The speakeasy was tiny and utterly expensive. There was no menu, only a bartender who would peer into your soul and pull out the cocktail you needed for that moment in time, with your base spirit in mind.

The valley's finest rich and wealthy all pushed into the tiny space on the weekends, some for the cocktails curious to see what James would see in them that night, while others hoped for a view of commissioners daughter, Jessica, a beautiful red head who's bikini curves and wit were well known to all- but in this view, a temptation for few to see.

Absinthe was the new offering, the weekend was coming and soon the green fairy would blur all the edges and the fog itself would consume them.

"Have you ever seen her?" Larry asked piling the bottles on the wall.
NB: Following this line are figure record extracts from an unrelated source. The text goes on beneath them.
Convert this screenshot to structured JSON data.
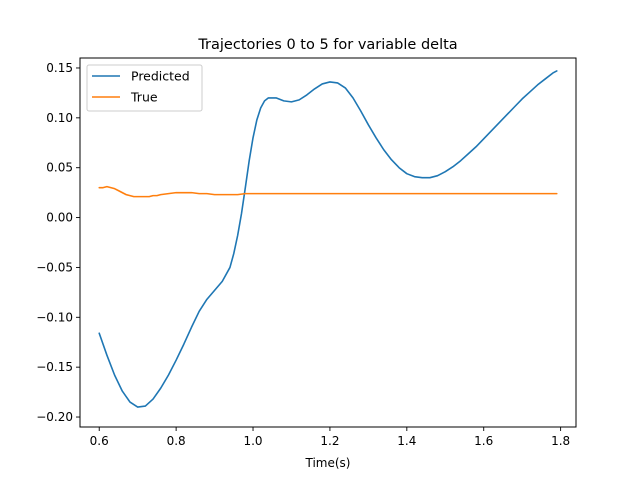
{
  "chart_data": {
    "type": "line",
    "title": "Trajectories 0 to 5 for variable delta",
    "xlabel": "Time(s)",
    "ylabel": "",
    "xlim": [
      0.55,
      1.84
    ],
    "ylim": [
      -0.21,
      0.16
    ],
    "xticks": [
      0.6,
      0.8,
      1.0,
      1.2,
      1.4,
      1.6,
      1.8
    ],
    "xtick_labels": [
      "0.6",
      "0.8",
      "1.0",
      "1.2",
      "1.4",
      "1.6",
      "1.8"
    ],
    "yticks": [
      -0.2,
      -0.15,
      -0.1,
      -0.05,
      0.0,
      0.05,
      0.1,
      0.15
    ],
    "ytick_labels": [
      "−0.20",
      "−0.15",
      "−0.10",
      "−0.05",
      "0.00",
      "0.05",
      "0.10",
      "0.15"
    ],
    "grid": false,
    "legend_position": "upper-left",
    "series": [
      {
        "name": "Predicted",
        "color": "#1f77b4",
        "x": [
          0.6,
          0.62,
          0.64,
          0.66,
          0.68,
          0.7,
          0.72,
          0.74,
          0.76,
          0.78,
          0.8,
          0.82,
          0.84,
          0.86,
          0.88,
          0.9,
          0.92,
          0.94,
          0.95,
          0.96,
          0.97,
          0.98,
          0.99,
          1.0,
          1.01,
          1.02,
          1.03,
          1.04,
          1.06,
          1.08,
          1.1,
          1.12,
          1.14,
          1.16,
          1.18,
          1.2,
          1.22,
          1.24,
          1.26,
          1.28,
          1.3,
          1.32,
          1.34,
          1.36,
          1.38,
          1.4,
          1.42,
          1.44,
          1.46,
          1.48,
          1.5,
          1.52,
          1.54,
          1.56,
          1.58,
          1.6,
          1.62,
          1.64,
          1.66,
          1.68,
          1.7,
          1.72,
          1.74,
          1.76,
          1.78,
          1.79
        ],
        "y": [
          -0.116,
          -0.138,
          -0.158,
          -0.174,
          -0.185,
          -0.19,
          -0.189,
          -0.182,
          -0.171,
          -0.158,
          -0.143,
          -0.127,
          -0.11,
          -0.094,
          -0.082,
          -0.073,
          -0.064,
          -0.05,
          -0.036,
          -0.018,
          0.004,
          0.03,
          0.057,
          0.08,
          0.098,
          0.11,
          0.117,
          0.12,
          0.12,
          0.117,
          0.116,
          0.118,
          0.123,
          0.129,
          0.134,
          0.136,
          0.135,
          0.13,
          0.12,
          0.107,
          0.093,
          0.08,
          0.068,
          0.058,
          0.05,
          0.044,
          0.041,
          0.04,
          0.04,
          0.042,
          0.046,
          0.051,
          0.057,
          0.064,
          0.071,
          0.079,
          0.087,
          0.095,
          0.103,
          0.111,
          0.119,
          0.126,
          0.133,
          0.139,
          0.145,
          0.147
        ]
      },
      {
        "name": "True",
        "color": "#ff7f0e",
        "x": [
          0.6,
          0.61,
          0.62,
          0.63,
          0.64,
          0.65,
          0.66,
          0.67,
          0.68,
          0.69,
          0.7,
          0.71,
          0.72,
          0.73,
          0.74,
          0.75,
          0.76,
          0.78,
          0.8,
          0.82,
          0.84,
          0.86,
          0.88,
          0.9,
          0.92,
          0.94,
          0.96,
          0.98,
          1.0,
          1.02,
          1.04,
          1.06,
          1.1,
          1.2,
          1.3,
          1.4,
          1.5,
          1.6,
          1.7,
          1.79
        ],
        "y": [
          0.03,
          0.03,
          0.031,
          0.03,
          0.029,
          0.027,
          0.025,
          0.023,
          0.022,
          0.021,
          0.021,
          0.021,
          0.021,
          0.021,
          0.022,
          0.022,
          0.023,
          0.024,
          0.025,
          0.025,
          0.025,
          0.024,
          0.024,
          0.023,
          0.023,
          0.023,
          0.023,
          0.024,
          0.024,
          0.024,
          0.024,
          0.024,
          0.024,
          0.024,
          0.024,
          0.024,
          0.024,
          0.024,
          0.024,
          0.024
        ]
      }
    ]
  }
}
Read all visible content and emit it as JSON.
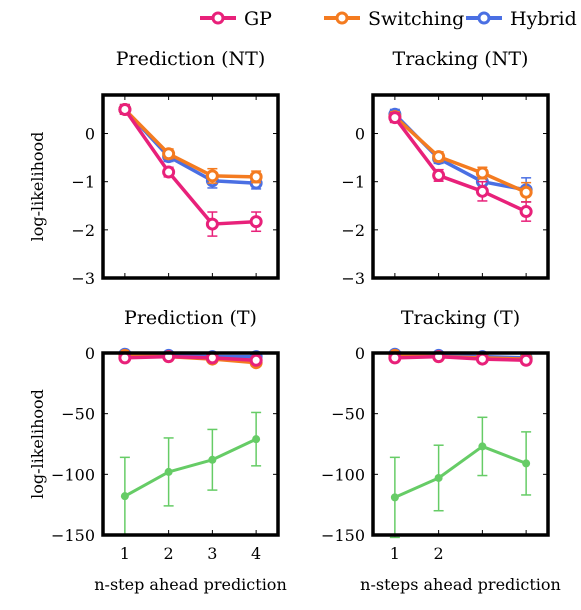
{
  "legend": [
    {
      "name": "GP",
      "color": "#e8217a"
    },
    {
      "name": "Switching",
      "color": "#f47b20"
    },
    {
      "name": "Hybrid",
      "color": "#4a6fe3"
    }
  ],
  "colors": {
    "gp": "#e8217a",
    "switching": "#f47b20",
    "hybrid": "#4a6fe3",
    "true_model": "#66cc66"
  },
  "chart_data": [
    {
      "type": "line",
      "title": "Prediction (NT)",
      "ylabel": "log-likelihood",
      "xlabel": "",
      "x": [
        1,
        2,
        3,
        4
      ],
      "xlim": [
        0.5,
        4.5
      ],
      "ylim": [
        -3,
        0.8
      ],
      "yticks": [
        0,
        -1,
        -2,
        -3
      ],
      "xticks": [],
      "series": [
        {
          "name": "GP",
          "values": [
            0.5,
            -0.8,
            -1.88,
            -1.83
          ],
          "errors": [
            0.1,
            0.1,
            0.25,
            0.2
          ]
        },
        {
          "name": "Switching",
          "values": [
            0.5,
            -0.42,
            -0.88,
            -0.9
          ],
          "errors": [
            0.1,
            0.1,
            0.15,
            0.12
          ]
        },
        {
          "name": "Hybrid",
          "values": [
            0.5,
            -0.48,
            -0.98,
            -1.03
          ],
          "errors": [
            0.1,
            0.1,
            0.15,
            0.12
          ]
        }
      ]
    },
    {
      "type": "line",
      "title": "Tracking (NT)",
      "ylabel": "",
      "xlabel": "",
      "x": [
        1,
        2,
        3,
        4
      ],
      "xlim": [
        0.5,
        4.5
      ],
      "ylim": [
        -3,
        0.8
      ],
      "yticks": [
        0,
        -1,
        -2,
        -3
      ],
      "xticks": [],
      "series": [
        {
          "name": "GP",
          "values": [
            0.33,
            -0.87,
            -1.2,
            -1.62
          ],
          "errors": [
            0.1,
            0.12,
            0.2,
            0.2
          ]
        },
        {
          "name": "Switching",
          "values": [
            0.35,
            -0.48,
            -0.82,
            -1.22
          ],
          "errors": [
            0.1,
            0.1,
            0.12,
            0.2
          ]
        },
        {
          "name": "Hybrid",
          "values": [
            0.4,
            -0.52,
            -1.0,
            -1.17
          ],
          "errors": [
            0.1,
            0.1,
            0.15,
            0.25
          ]
        }
      ]
    },
    {
      "type": "line",
      "title": "Prediction (T)",
      "ylabel": "log-likelihood",
      "xlabel": "n-step ahead prediction",
      "x": [
        1,
        2,
        3,
        4
      ],
      "xlim": [
        0.5,
        4.5
      ],
      "ylim": [
        -150,
        0
      ],
      "yticks": [
        0,
        -50,
        -100,
        -150
      ],
      "xticks": [
        "1",
        "2",
        "3",
        "4"
      ],
      "series": [
        {
          "name": "GP",
          "values": [
            -4,
            -3,
            -4,
            -6
          ],
          "errors": [
            1,
            1,
            1,
            1
          ]
        },
        {
          "name": "Switching",
          "values": [
            -2,
            -3,
            -5,
            -8
          ],
          "errors": [
            1,
            1,
            1,
            1
          ]
        },
        {
          "name": "Hybrid",
          "values": [
            -1,
            -2,
            -3,
            -3
          ],
          "errors": [
            1,
            1,
            1,
            1
          ]
        },
        {
          "name": "",
          "values": [
            -118,
            -98,
            -88,
            -71
          ],
          "errors": [
            32,
            28,
            25,
            22
          ]
        }
      ]
    },
    {
      "type": "line",
      "title": "Tracking (T)",
      "ylabel": "",
      "xlabel": "n-steps ahead prediction",
      "x": [
        1,
        2,
        3,
        4
      ],
      "xlim": [
        0.5,
        4.5
      ],
      "ylim": [
        -150,
        0
      ],
      "yticks": [
        0,
        -50,
        -100,
        -150
      ],
      "xticks": [
        "1",
        "2",
        "",
        ""
      ],
      "series": [
        {
          "name": "GP",
          "values": [
            -4,
            -3,
            -5,
            -6
          ],
          "errors": [
            1,
            1,
            1,
            1
          ]
        },
        {
          "name": "Switching",
          "values": [
            -2,
            -3,
            -4,
            -5
          ],
          "errors": [
            1,
            1,
            1,
            1
          ]
        },
        {
          "name": "Hybrid",
          "values": [
            -1,
            -2,
            -3,
            -4
          ],
          "errors": [
            1,
            1,
            1,
            1
          ]
        },
        {
          "name": "",
          "values": [
            -119,
            -103,
            -77,
            -91
          ],
          "errors": [
            33,
            27,
            24,
            26
          ]
        }
      ]
    }
  ]
}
"Jessica?" James said. "Maybe once or twice, for as late as this bar goes, we're lucky to see anything..." he said final assembly of the fountain complete.

Jessica was a rare sight but he lied. He'd seen her numerous times and she knew he could see her. She fluttered her long red hair hoping it would be captured by the intense underwater lighting she put in as soon as she realized an audience was present. Her friends were convinced she loved swimming, but only she knew she was gracefully revealing her love for someone to see unsure, yet known to her it would be someone inside the famed Shadows restaurant.